Het geringe belang van de dialectische verschillen en het feit dat de beste kenners het tot heden niet eens hebben kunnen worden over de plaats van herkomst van het literaire Pools,
zijn wellicht in verband te brengen met het feit dat het moderne Pools in zeer grote mate een cultuurtaal is, die zich over het gehele grondgebied verspreid heeft zoals zij werd
vastgesteld door het gebruik van een sociale elite.
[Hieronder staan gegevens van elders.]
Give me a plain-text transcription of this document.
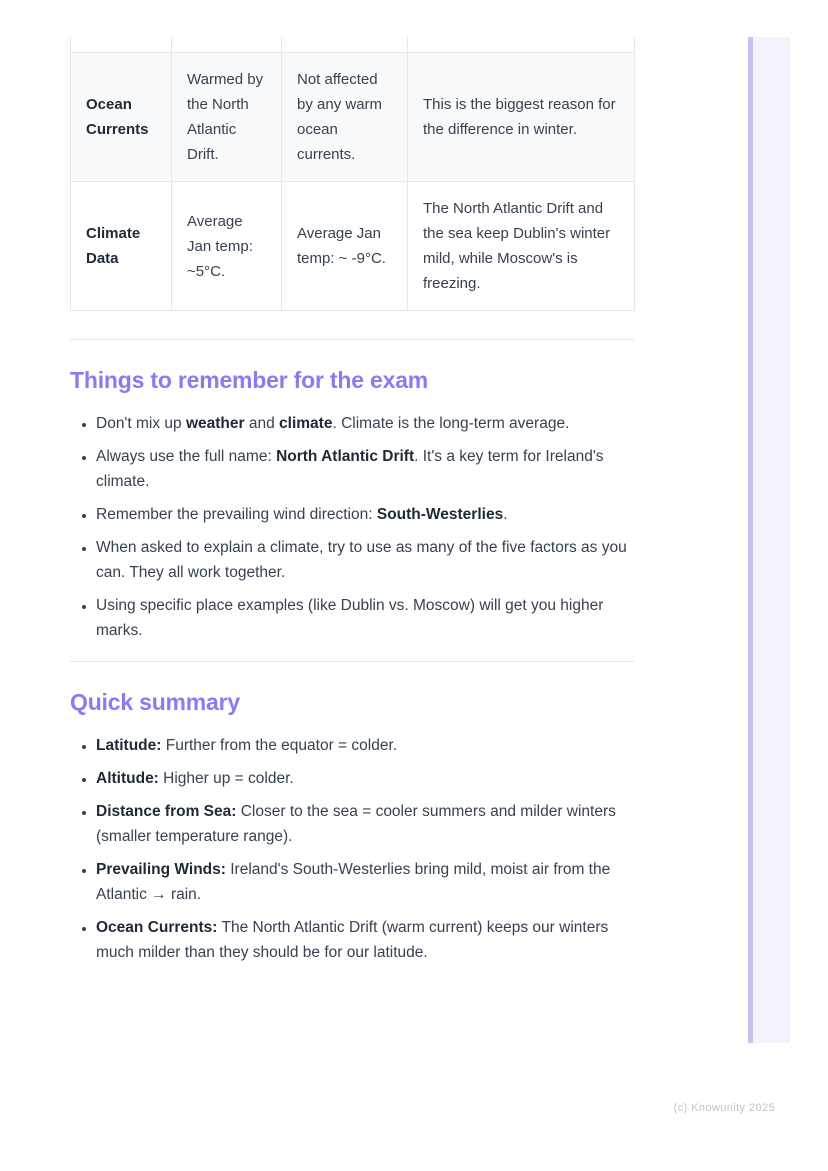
Ocean Currents	Warmed by the North Atlantic Drift.	Not affected by any warm ocean currents.	This is the biggest reason for the difference in winter.
Climate Data	Average Jan temp: ~5°C.	Average Jan temp: ~ -9°C.	The North Atlantic Drift and the sea keep Dublin's winter mild, while Moscow's is freezing.
Things to remember for the exam
• Don't mix up weather and climate. Climate is the long-term average.
• Always use the full name: North Atlantic Drift. It's a key term for Ireland's climate.
• Remember the prevailing wind direction: South-Westerlies.
• When asked to explain a climate, try to use as many of the five factors as you can. They all work together.
• Using specific place examples (like Dublin vs. Moscow) will get you higher marks.
Quick summary
• Latitude: Further from the equator = colder.
• Altitude: Higher up = colder.
• Distance from Sea: Closer to the sea = cooler summers and milder winters (smaller temperature range).
• Prevailing Winds: Ireland's South-Westerlies bring mild, moist air from the Atlantic → rain.
• Ocean Currents: The North Atlantic Drift (warm current) keeps our winters much milder than they should be for our latitude.
(c) Knowunity 2025
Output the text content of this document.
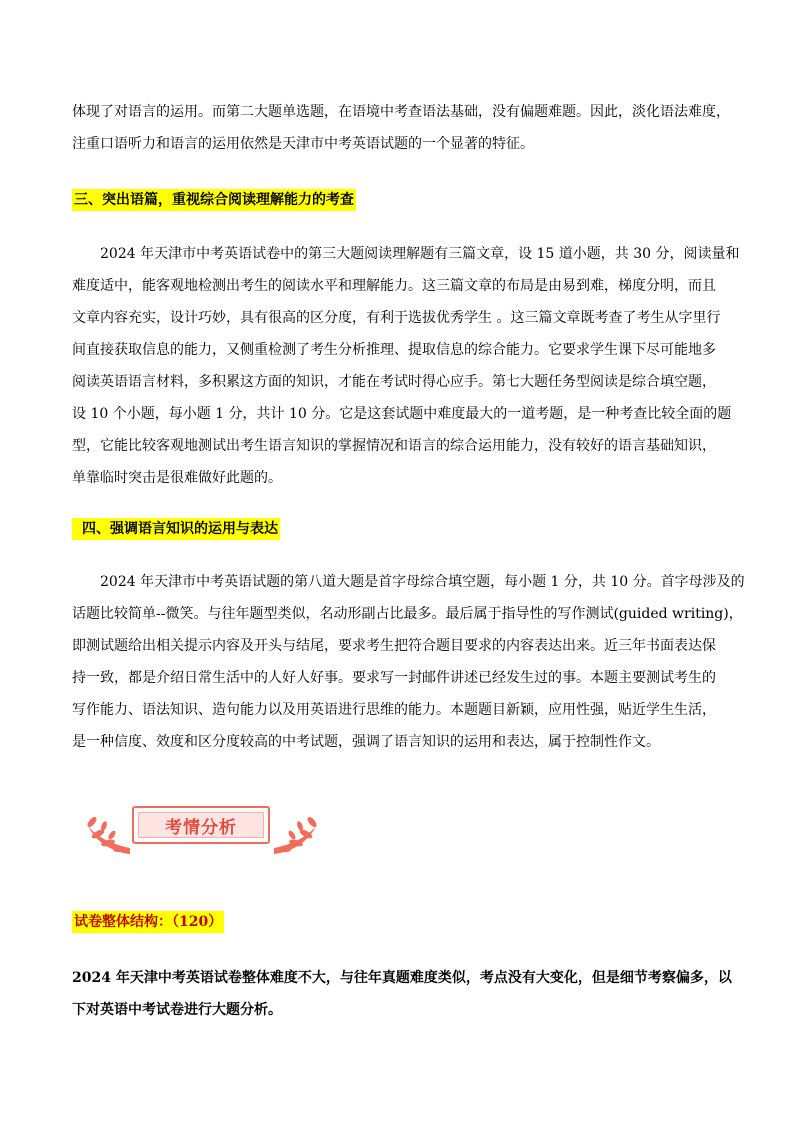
体现了对语言的运用。而第二大题单选题，在语境中考查语法基础，没有偏题难题。因此，淡化语法难度，
注重口语听力和语言的运用依然是天津市中考英语试题的一个显著的特征。
三、突出语篇，重视综合阅读理解能力的考查
2024 年天津市中考英语试卷中的第三大题阅读理解题有三篇文章，设 15 道小题，共 30 分，阅读量和
难度适中，能客观地检测出考生的阅读水平和理解能力。这三篇文章的布局是由易到难，梯度分明，而且
文章内容充实，设计巧妙，具有很高的区分度，有利于选拔优秀学生 。这三篇文章既考查了考生从字里行
间直接获取信息的能力，又侧重检测了考生分析推理、提取信息的综合能力。它要求学生课下尽可能地多
阅读英语语言材料，多积累这方面的知识，才能在考试时得心应手。第七大题任务型阅读是综合填空题，
设 10 个小题，每小题 1 分，共计 10 分。它是这套试题中难度最大的一道考题，是一种考查比较全面的题
型，它能比较客观地测试出考生语言知识的掌握情况和语言的综合运用能力，没有较好的语言基础知识，
单靠临时突击是很难做好此题的。
四、强调语言知识的运用与表达
2024 年天津市中考英语试题的第八道大题是首字母综合填空题，每小题 1 分，共 10 分。首字母涉及的
话题比较简单--微笑。与往年题型类似，名动形副占比最多。最后属于指导性的写作测试(guided writing)，
即测试题给出相关提示内容及开头与结尾，要求考生把符合题目要求的内容表达出来。近三年书面表达保
持一致，都是介绍日常生活中的人好人好事。要求写一封邮件讲述已经发生过的事。本题主要测试考生的
写作能力、语法知识、造句能力以及用英语进行思维的能力。本题题目新颖，应用性强，贴近学生生活，
是一种信度、效度和区分度较高的中考试题，强调了语言知识的运用和表达，属于控制性作文。
考情分析
试卷整体结构：（120）
2024 年天津中考英语试卷整体难度不大，与往年真题难度类似，考点没有大变化，但是细节考察偏多，以
下对英语中考试卷进行大题分析。
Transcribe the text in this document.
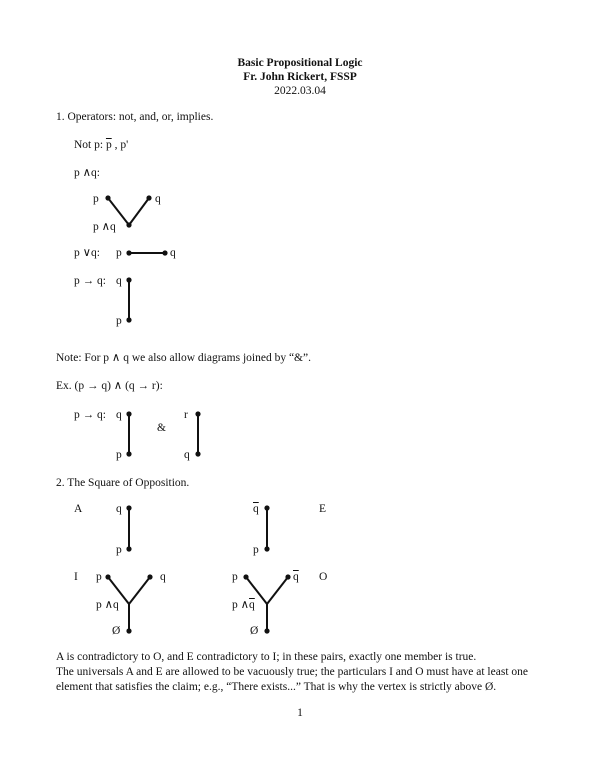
Basic Propositional Logic
Fr. John Rickert, FSSP
2022.03.04
1. Operators: not, and, or, implies.
Not p: $\overline{p}$ , p'
p ∧q:
p	q
p ∧q
p ∨q: p	q
p → q: q
p
Note: For p ∧ q we also allow diagrams joined by “&”.
Ex. (p → q) ∧ (q → r):
p → q: q
p
&
r
q
2. The Square of Opposition.
A	q
p
$\overline{q}$
p
E
I p	q
p ∧q
Ø
p	$\overline{q}$ O
p $\wedge\overline{q}$
Ø
A is contradictory to O, and E contradictory to I; in these pairs, exactly one member is true.
The universals A and E are allowed to be vacuously true; the particulars I and O must have at least one
element that satisfies the claim; e.g., “There exists...” That is why the vertex is strictly above Ø.
1
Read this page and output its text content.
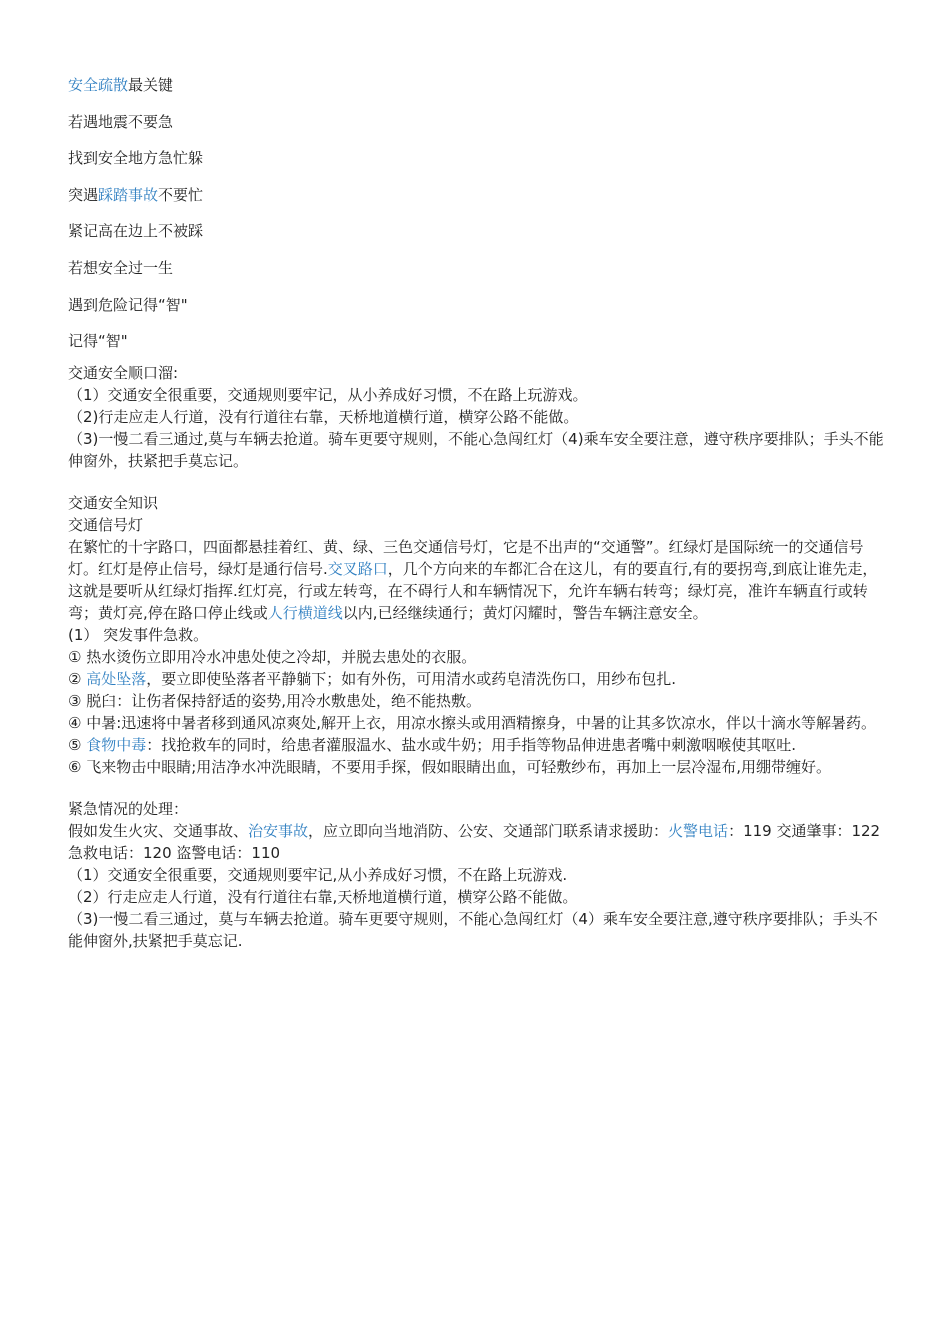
安全疏散最关键
若遇地震不要急
找到安全地方急忙躲
突遇踩踏事故不要忙
紧记高在边上不被踩
若想安全过一生
遇到危险记得“智"
记得“智"

交通安全顺口溜:

（1）交通安全很重要，交通规则要牢记，从小养成好习惯，不在路上玩游戏。

（2)行走应走人行道，没有行道往右靠，天桥地道横行道，横穿公路不能做。

（3)一慢二看三通过,莫与车辆去抢道。骑车更要守规则，不能心急闯红灯（4)乘车安全要注意，遵守秩序要排队；手头不能伸窗外，扶紧把手莫忘记。

交通安全知识

交通信号灯

在繁忙的十字路口，四面都悬挂着红、黄、绿、三色交通信号灯，它是不出声的“交通警”。红绿灯是国际统一的交通信号灯。红灯是停止信号，绿灯是通行信号.交叉路口，几个方向来的车都汇合在这儿，有的要直行,有的要拐弯,到底让谁先走，这就是要听从红绿灯指挥.红灯亮，行或左转弯，在不碍行人和车辆情况下，允许车辆右转弯；绿灯亮，准许车辆直行或转弯；黄灯亮,停在路口停止线或人行横道线以内,已经继续通行；黄灯闪耀时，警告车辆注意安全。

(1） 突发事件急救。

① 热水烫伤立即用冷水冲患处使之冷却，并脱去患处的衣服。

② 高处坠落，要立即使坠落者平静躺下；如有外伤，可用清水或药皂清洗伤口，用纱布包扎.

③ 脱臼：让伤者保持舒适的姿势,用冷水敷患处，绝不能热敷。

④ 中暑:迅速将中暑者移到通风凉爽处,解开上衣，用凉水擦头或用酒精擦身，中暑的让其多饮凉水，伴以十滴水等解暑药。

⑤ 食物中毒：找抢救车的同时，给患者灌服温水、盐水或牛奶；用手指等物品伸进患者嘴中刺激咽喉使其呕吐.

⑥ 飞来物击中眼睛;用洁净水冲洗眼睛，不要用手探，假如眼睛出血，可轻敷纱布，再加上一层冷湿布,用绷带缠好。

紧急情况的处理：

假如发生火灾、交通事故、治安事故，应立即向当地消防、公安、交通部门联系请求援助：火警电话：119 交通肇事：122 急救电话：120 盗警电话：110

（1）交通安全很重要，交通规则要牢记,从小养成好习惯，不在路上玩游戏.

（2）行走应走人行道，没有行道往右靠,天桥地道横行道，横穿公路不能做。

（3)一慢二看三通过，莫与车辆去抢道。骑车更要守规则，不能心急闯红灯（4）乘车安全要注意,遵守秩序要排队；手头不能伸窗外,扶紧把手莫忘记.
De vroegst bewaarde Poolse documenten zijn glossen en plaatsnamen in de tekst van een pauselijke bul van 1136, vervolgens, alle vermoedelijk uit de 14de eeuw, de fragmenten van
preken uit het Heilige Kruisklooster (Kazania Swietokrzyskie), het psalterium van koningin Jadwiga of Florjaner psalterium (Psalterz florianski) en de preken van Gniezno (Kazania
gnieznienskie). Door intellectuelen uit verscheidene milieus werd tussen 1535 en 1580 de Poolse volkstaal omgevormd tot een literaire taal, die op het einde van de 16de eeuw tot de
rijkste van Europa zou behoren. Voor de codificatie van de Poolse literaire taal heeft de bijbelvertaling van de jezuïet Jakub Wujek, verschenen tussen 1593 en 1599, een analoge functie
gehad als voor de Engelse de befaamde vertaling van 1611. De barok heeft het Pools met een nieuw en blijvend patina verrijkt: een neiging, in het proza, tot lange, ingewikkelde en
oratorische zinnen met onverwachte en pathetische beelden. Het eigenaardige Pools-Latijns 'macaronisme', dat eveneens uit die tijd dagtekent, werd ten tijde van Stanislaw Augustus
(1764 - 1795) gezuiverd door een tactvol ingrijpen, dat de helderheid, de maat en de orde herstelde zonder aan de taal een overdreven abstract uiterlijk te verlenen. Van deze historische
ontwikkeling getuigen eveneens de ontleningen: ingevolge het etnische karakter van de bevolking van de steden drong sedert de middeleeuwen een groot aantal Duitse woorden
binnen, behorend tot het ambachtswezen, de stadsinstellingen en gedeeltelijk tot het krijgswezen; anderzijds werden talrijke abstracte woorden op -unek naar het voorbeeld van Duitse
woorden op -ung gevormd, een woordvorming die zo gewoon werd dat zij ook sporadisch werd toegepast op Slavische wortels. In de 16de eeuw werd ontleend aan het Tsjechisch, dat
over een oudere letterkundige en intellectuele ervaring beschikte; sommige van deze ontleningen bleven behouden. Maar vooral het Latijn heeft een enorme invloed op het Pools
uitgeoefend, zowel op de woordenschat als op de zinsbouw. Daarnaast kan men invloed van het Frans constateren, sporadisch sinds het eind van de 17de eeuw, massaal sinds het eind
van de 18de eeuw. De taal van de romantici, vrijer en gedeeltelijk gezuiverd van de Franse invloeden, is heden ten dage nog de literaire taal van Polen, zij het dat evenals elders ook hier
argottermen in deze taal hun intrede hebben gedaan. Op het gebied van wetenschap en techniek bestaat ook invloed van het Engels.